Another first step. I attended the first class of my first semester in the University of Baltimore's (UB) MFA Creative Writing and Publishing Arts Program. I have the good fortune and the pleasure of having Marion Winik (author, radio commentator: NPR, columnist, and essayist: www.marionwinik.com) as my professor. The resource library is our classroom ( another good fortune). I am the first to arrive. Seated at the rustic boardroom table, in the midst of hundreds books, I'm feeling likeI want to linger on this particular journey for as long as I can. Yes, earning an MFA is the goal. Yet I am reluctant to reach that destination looming on the horizon. This is where I'm supposed to be.
Memoirs are personal truths experientially as well as emotionally. I am not nor have I ever been a proponent of the cultural sway toward the belief that all truth is relative. However, memoir writers must be forgiven for the inevitable shade of subjectivity. Memoirs are poured out from deep within the psyche, the soul, the memory. There is nothing more subjective than what this experience called life has stored up within each one of us.

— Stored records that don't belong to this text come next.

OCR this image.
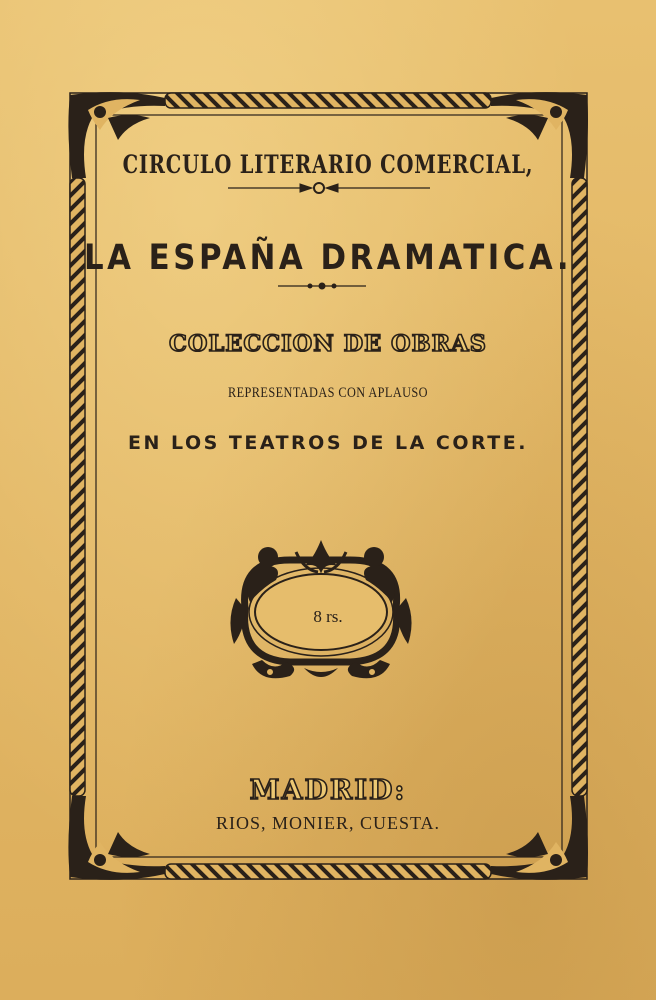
CIRCULO LITERARIO COMERCIAL,
LA ESPAÑA DRAMATICA.
COLECCION DE OBRAS
REPRESENTADAS CON APLAUSO
EN LOS TEATROS DE LA CORTE.
8 rs.
MADRID:
RIOS, MONIER, CUESTA.
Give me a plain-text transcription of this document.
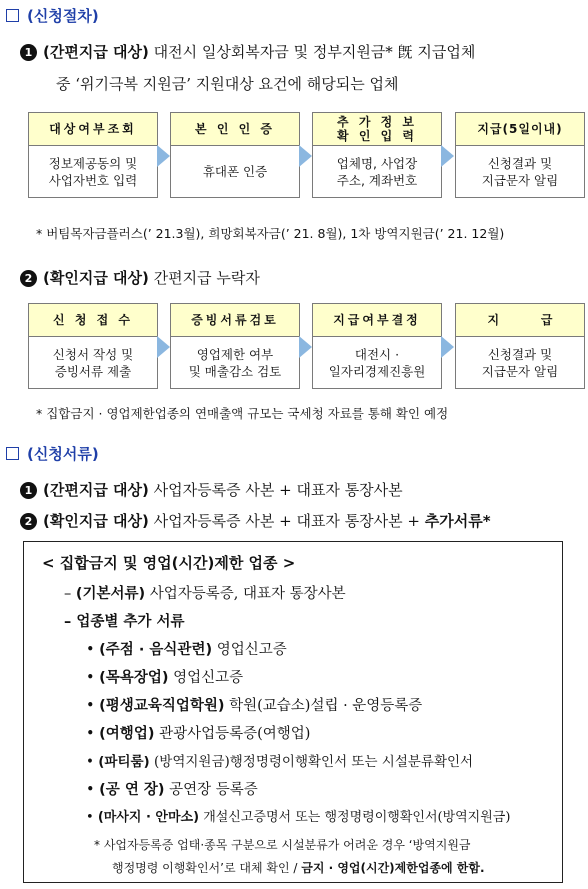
(신청절차)
1 (간편지급 대상) 대전시 일상회복자금 및 정부지원금* 旣 지급업체
중 ‘위기극복 지원금’ 지원대상 요건에 해당되는 업체
대상여부조회
정보제공동의 및
사업자번호 입력
본 인 인 증
휴대폰 인증
추 가 정 보
확 인 입 력
업체명, 사업장
주소, 계좌번호
지급(5일이내)
신청결과 및
지급문자 알림
* 버팀목자금플러스(’ 21.3월), 희망회복자금(’ 21. 8월), 1차 방역지원금(’ 21. 12월)
2 (확인지급 대상) 간편지급 누락자
신 청 접 수
신청서 작성 및
증빙서류 제출
증빙서류검토
영업제한 여부
및 매출감소 검토
지급여부결정
대전시 ·
일자리경제진흥원
지          급
신청결과 및
지급문자 알림
* 집합금지 · 영업제한업종의 연매출액 규모는 국세청 자료를 통해 확인 예정
(신청서류)
1 (간편지급 대상) 사업자등록증 사본 + 대표자 통장사본
2 (확인지급 대상) 사업자등록증 사본 + 대표자 통장사본 + 추가서류*
< 집합금지 및 영업(시간)제한 업종 >
– (기본서류) 사업자등록증, 대표자 통장사본
– 업종별 추가 서류
• (주점 · 음식관련) 영업신고증
• (목욕장업) 영업신고증
• (평생교육직업학원) 학원(교습소)설립 · 운영등록증
• (여행업) 관광사업등록증(여행업)
• (파티룸) (방역지원금)행정명령이행확인서 또는 시설분류확인서
• (공 연 장) 공연장 등록증
• (마사지 · 안마소) 개설신고증명서 또는 행정명령이행확인서(방역지원금)
* 사업자등록증 업태·종목 구분으로 시설분류가 어려운 경우 ‘방역지원금
행정명령 이행확인서’로 대체 확인 / 금지 · 영업(시간)제한업종에 한함.
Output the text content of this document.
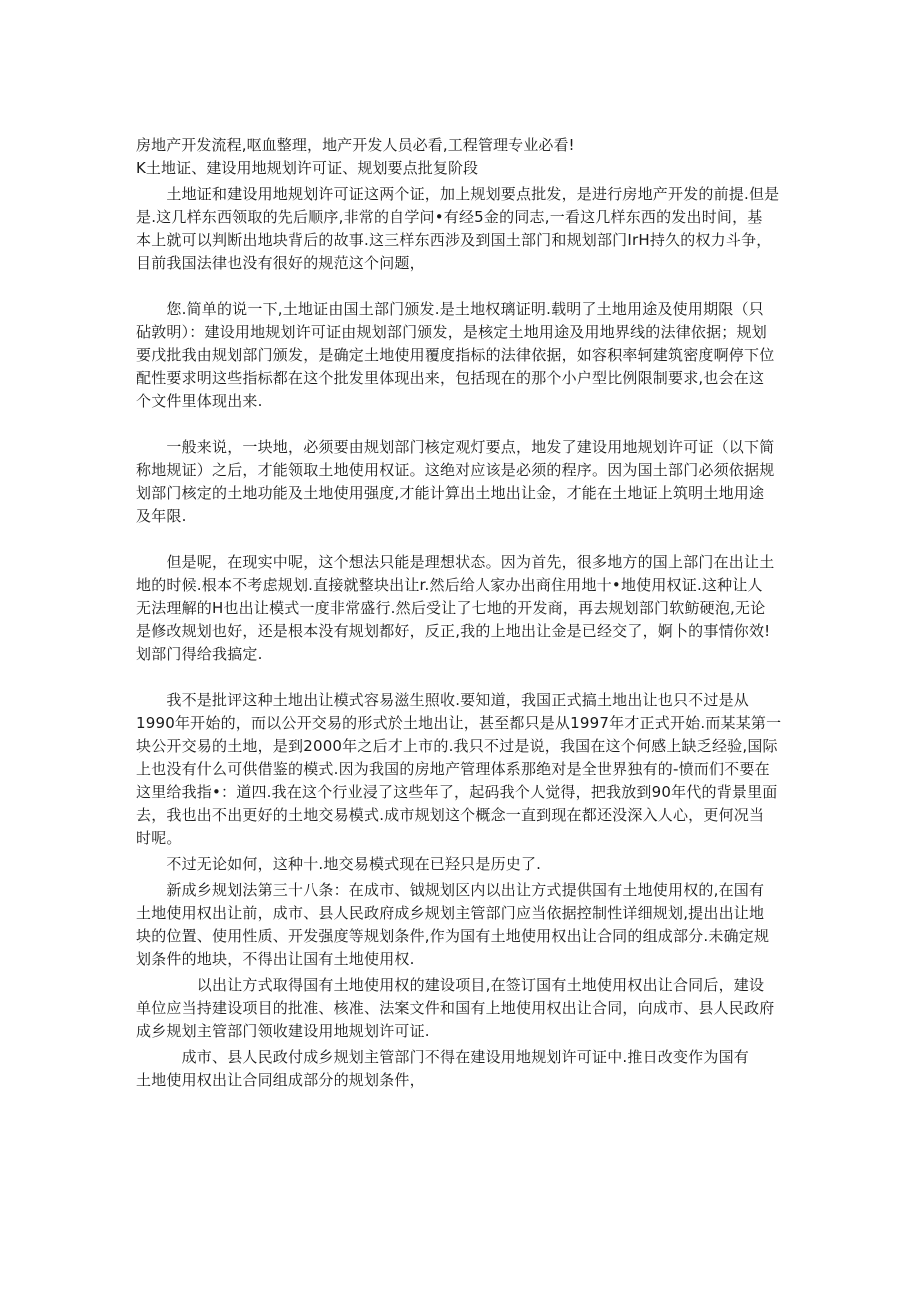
房地产开发流程,呕血整理，地产开发人员必看,工程管理专业必看!
K土地证、建设用地规划许可证、规划要点批复阶段
　　土地证和建设用地规划许可证这两个证，加上规划要点批发，是进行房地产开发的前提.但是
是.这几样东西领取的先后顺序,非常的自学问•有经5金的同志,一看这几样东西的发出时间，基
本上就可以判断出地块背后的故事.这三样东西涉及到国土部门和规划部门IrH持久的权力斗争，
目前我国法律也没有很好的规范这个问题，
　　您.简单的说一下,土地证由国土部门颁发.是土地权璃证明.载明了土地用途及使用期限（只
砧敦明）：建设用地规划许可证由规划部门颁发，是核定土地用途及用地界线的法律依据；规划
要戊批我由规划部门颁发，是确定土地使用覆度指标的法律依据，如容积率轲建筑密度啊停下位
配性要求明这些指标都在这个批发里体现出来，包括现在的那个小户型比例限制要求,也会在这
个文件里体现出来.
　　一般来说，一块地，必须要由规划部门核定观灯要点，地发了建设用地规划许可证（以下简
称地规证）之后，才能领取土地使用权证。这绝对应该是必须的程序。因为国土部门必须依据规
划部门核定的土地功能及土地使用强度,才能计算出土地出让金，才能在土地证上筑明土地用途
及年限.
　　但是呢，在现实中呢，这个想法只能是理想状态。因为首先，很多地方的国上部门在出让土
地的时候.根本不考虑规划.直接就整块出让r.然后给人家办出商住用地十•地使用权证.这种让人
无法理解的H也出让模式一度非常盛行.然后受让了七地的开发商，再去规划部门软鲂硬泡,无论
是修改规划也好，还是根本没有规划都好，反正,我的上地出让金是已经交了，婀卜的事情你效!
划部门得给我搞定.
　　我不是批评这种土地出让模式容易滋生照收.要知道，我国正式搞土地出让也只不过是从
1990年开始的，而以公开交易的形式於土地出让，甚至都只是从1997年才正式开始.而某某第一
块公开交易的土地，是到2000年之后才上市的.我只不过是说，我国在这个何感上缺乏经验,国际
上也没有什么可供借鉴的模式.因为我国的房地产管理体系那绝对是全世界独有的-愤而们不要在
这里给我指•：道四.我在这个行业浸了这些年了，起码我个人觉得，把我放到90年代的背景里面
去，我也出不出更好的土地交易模式.成市规划这个概念一直到现在都还没深入人心，更何况当
时呢。
　　不过无论如何，这种十.地交易模式现在已羟只是历史了.
　　新成乡规划法第三十八条：在成市、钺规划区内以出让方式提供国有土地使用权的,在国有
土地使用权出让前，成市、县人民政府成乡规划主管部门应当依据控制性详细规划,提出出让地
块的位置、使用性质、开发强度等规划条件,作为国有土地使用权出让合同的组成部分.未确定规
划条件的地块，不得出让国有土地使用权.
　　　　以出让方式取得国有土地使用权的建设项目,在签订国有土地使用权出让合同后，建设
单位应当持建设项目的批准、核准、法案文件和国有上地使用权出让合同，向成市、县人民政府
成乡规划主管部门领收建设用地规划许可证.
　　　成市、县人民政付成乡规划主管部门不得在建设用地规划许可证中.推日改变作为国有
土地使用权出让合同组成部分的规划条件，
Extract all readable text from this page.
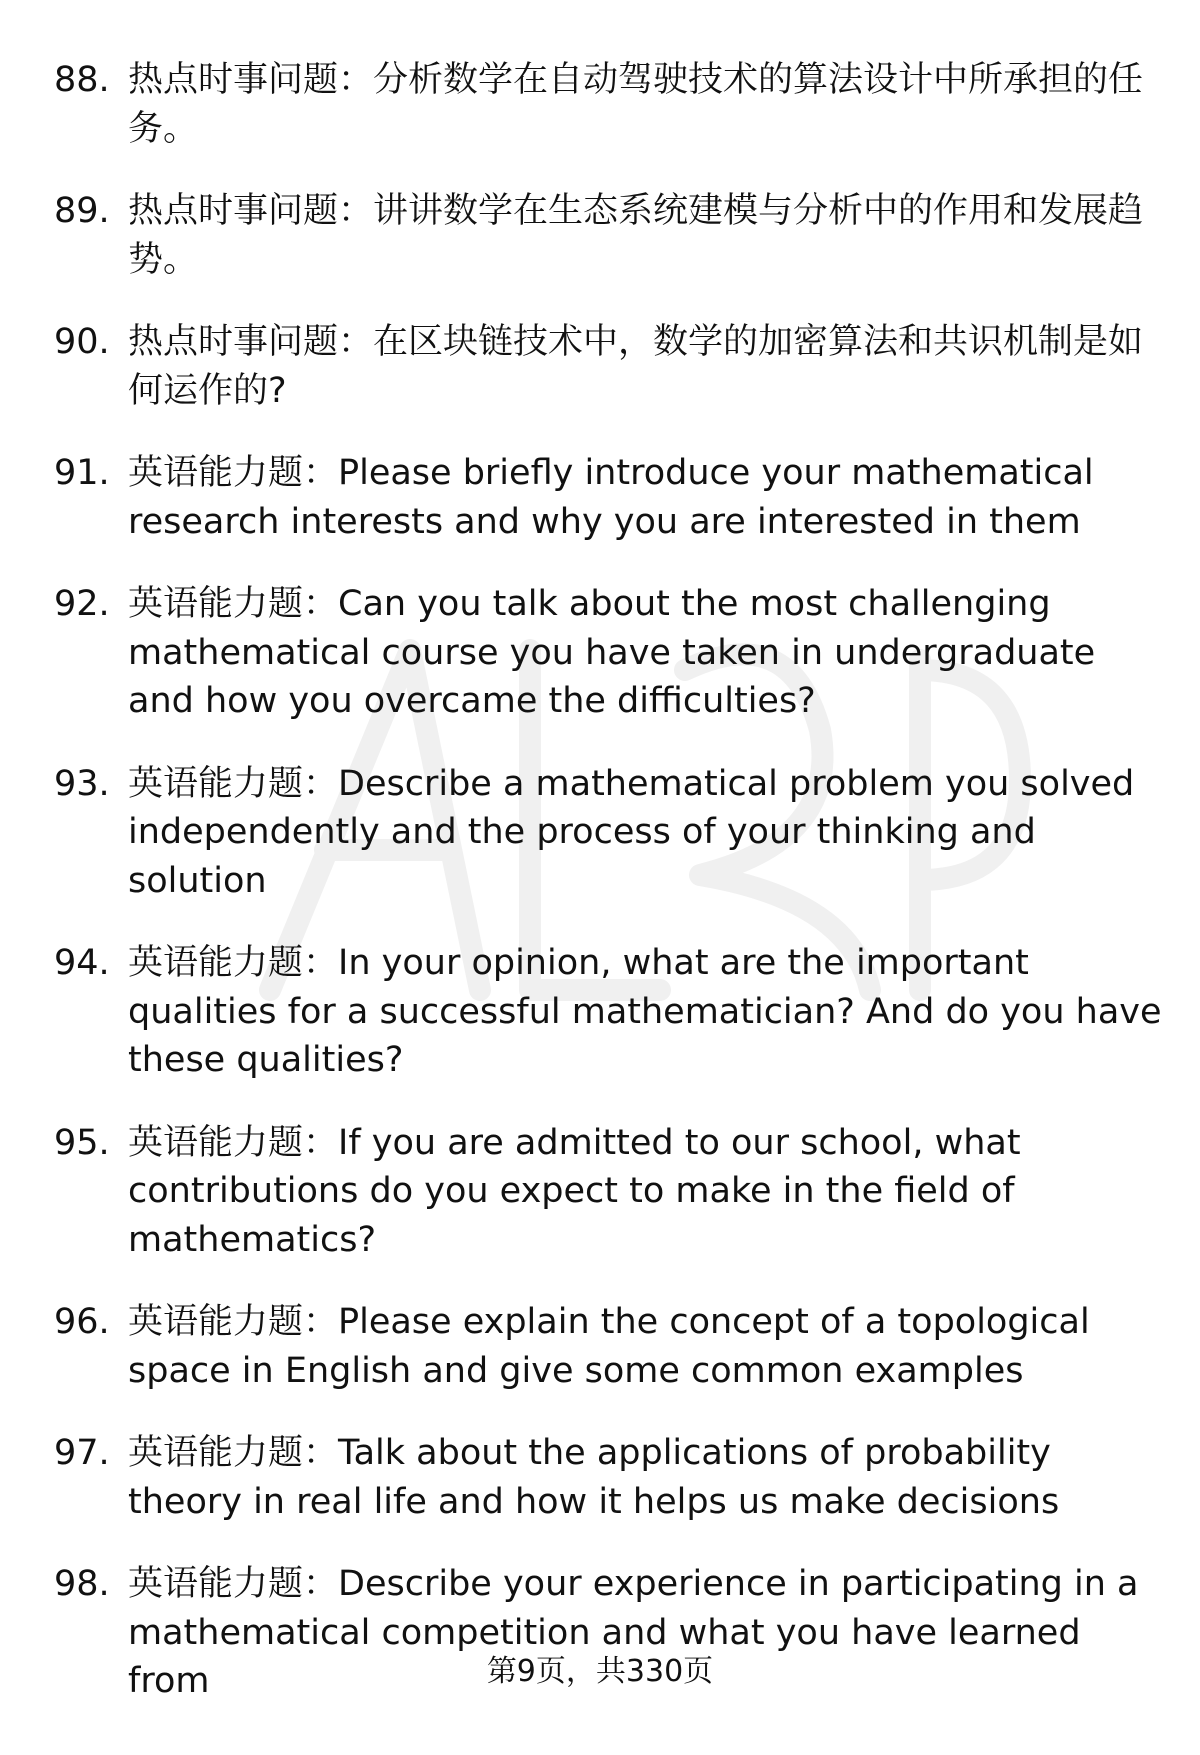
88. 热点时事问题：分析数学在自动驾驶技术的算法设计中所承担的任务。
89. 热点时事问题：讲讲数学在生态系统建模与分析中的作用和发展趋势。
90. 热点时事问题：在区块链技术中，数学的加密算法和共识机制是如何运作的?
91. 英语能力题：Please briefly introduce your mathematical research interests and why you are interested in them
92. 英语能力题：Can you talk about the most challenging mathematical course you have taken in undergraduate and how you overcame the difficulties?
93. 英语能力题：Describe a mathematical problem you solved independently and the process of your thinking and solution
94. 英语能力题：In your opinion, what are the important qualities for a successful mathematician? And do you have these qualities?
95. 英语能力题：If you are admitted to our school, what contributions do you expect to make in the field of mathematics?
96. 英语能力题：Please explain the concept of a topological space in English and give some common examples
97. 英语能力题：Talk about the applications of probability theory in real life and how it helps us make decisions
98. 英语能力题：Describe your experience in participating in a mathematical competition and what you have learned from	第9页，共330页
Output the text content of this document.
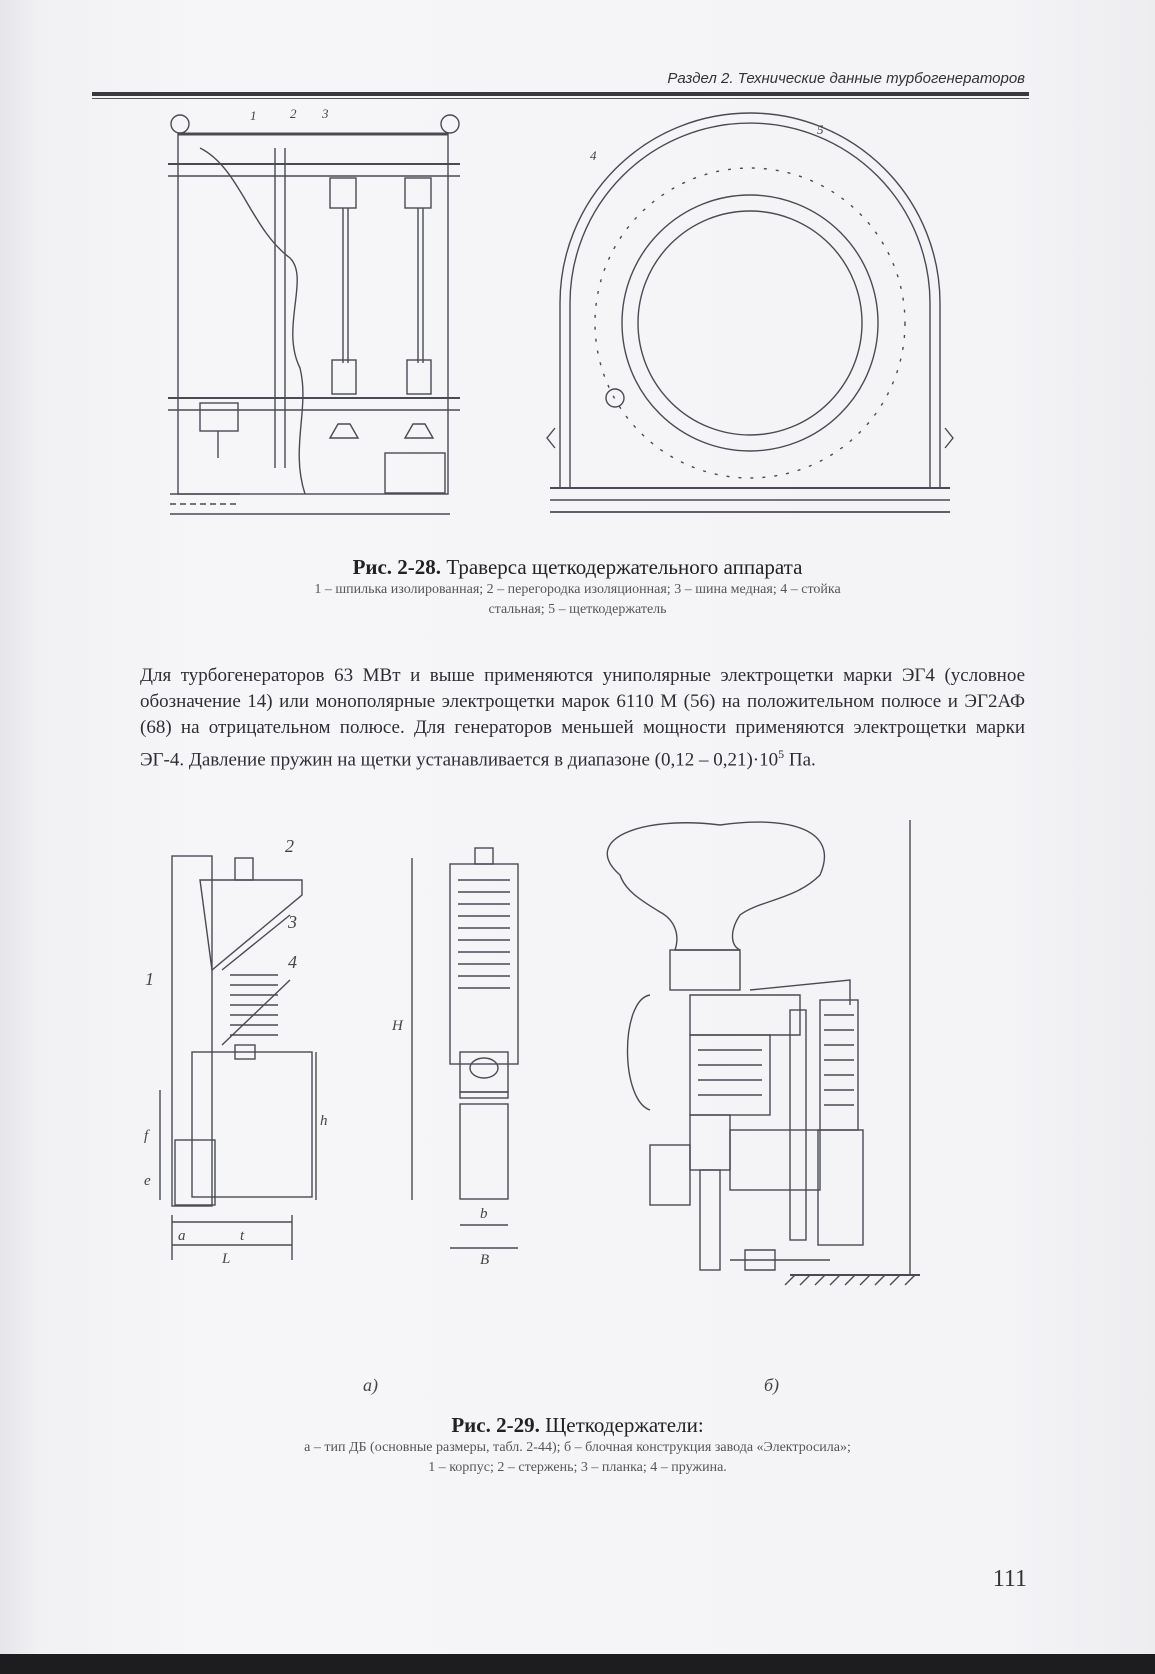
Раздел 2. Технические данные турбогенераторов
1	2 3
4
5
Рис. 2-28. Траверса щеткодержательного аппарата
1 – шпилька изолированная; 2 – перегородка изоляционная; 3 – шина медная; 4 – стойка
стальная; 5 – щеткодержатель

Для турбогенераторов 63 МВт и выше применяются униполярные электрощетки марки ЭГ4 (условное обозначение 14) или монополярные электрощетки марок 6110 М (56) на положительном полюсе и ЭГ2АФ (68) на отрицательном полюсе. Для генераторов меньшей мощности применяются электрощетки марки ЭГ-4. Давление пружин на щетки устанавливается в диапазоне $(0,12 - 0,21)\cdot 10^5$ Па.

2
3
4
1
f
e
a	t
L
h
H
b
B
а)	б)
Рис. 2-29. Щеткодержатели:
а – тип ДБ (основные размеры, табл. 2-44); б – блочная конструкция завода «Электросила»;
1 – корпус; 2 – стержень; 3 – планка; 4 – пружина.
111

In order for the reader to connect with the memoirist's story the underlying passion of the soul of the story must be felt by those who turn the pages - expecting. I know firsthand the depth of the cathartic power of the memoir. I began seriously writing as result of my soul's demand to pour out my past onto the page.
"The most important reason for going from one place to another is to see what's in between, and they took great pleasure in doing so."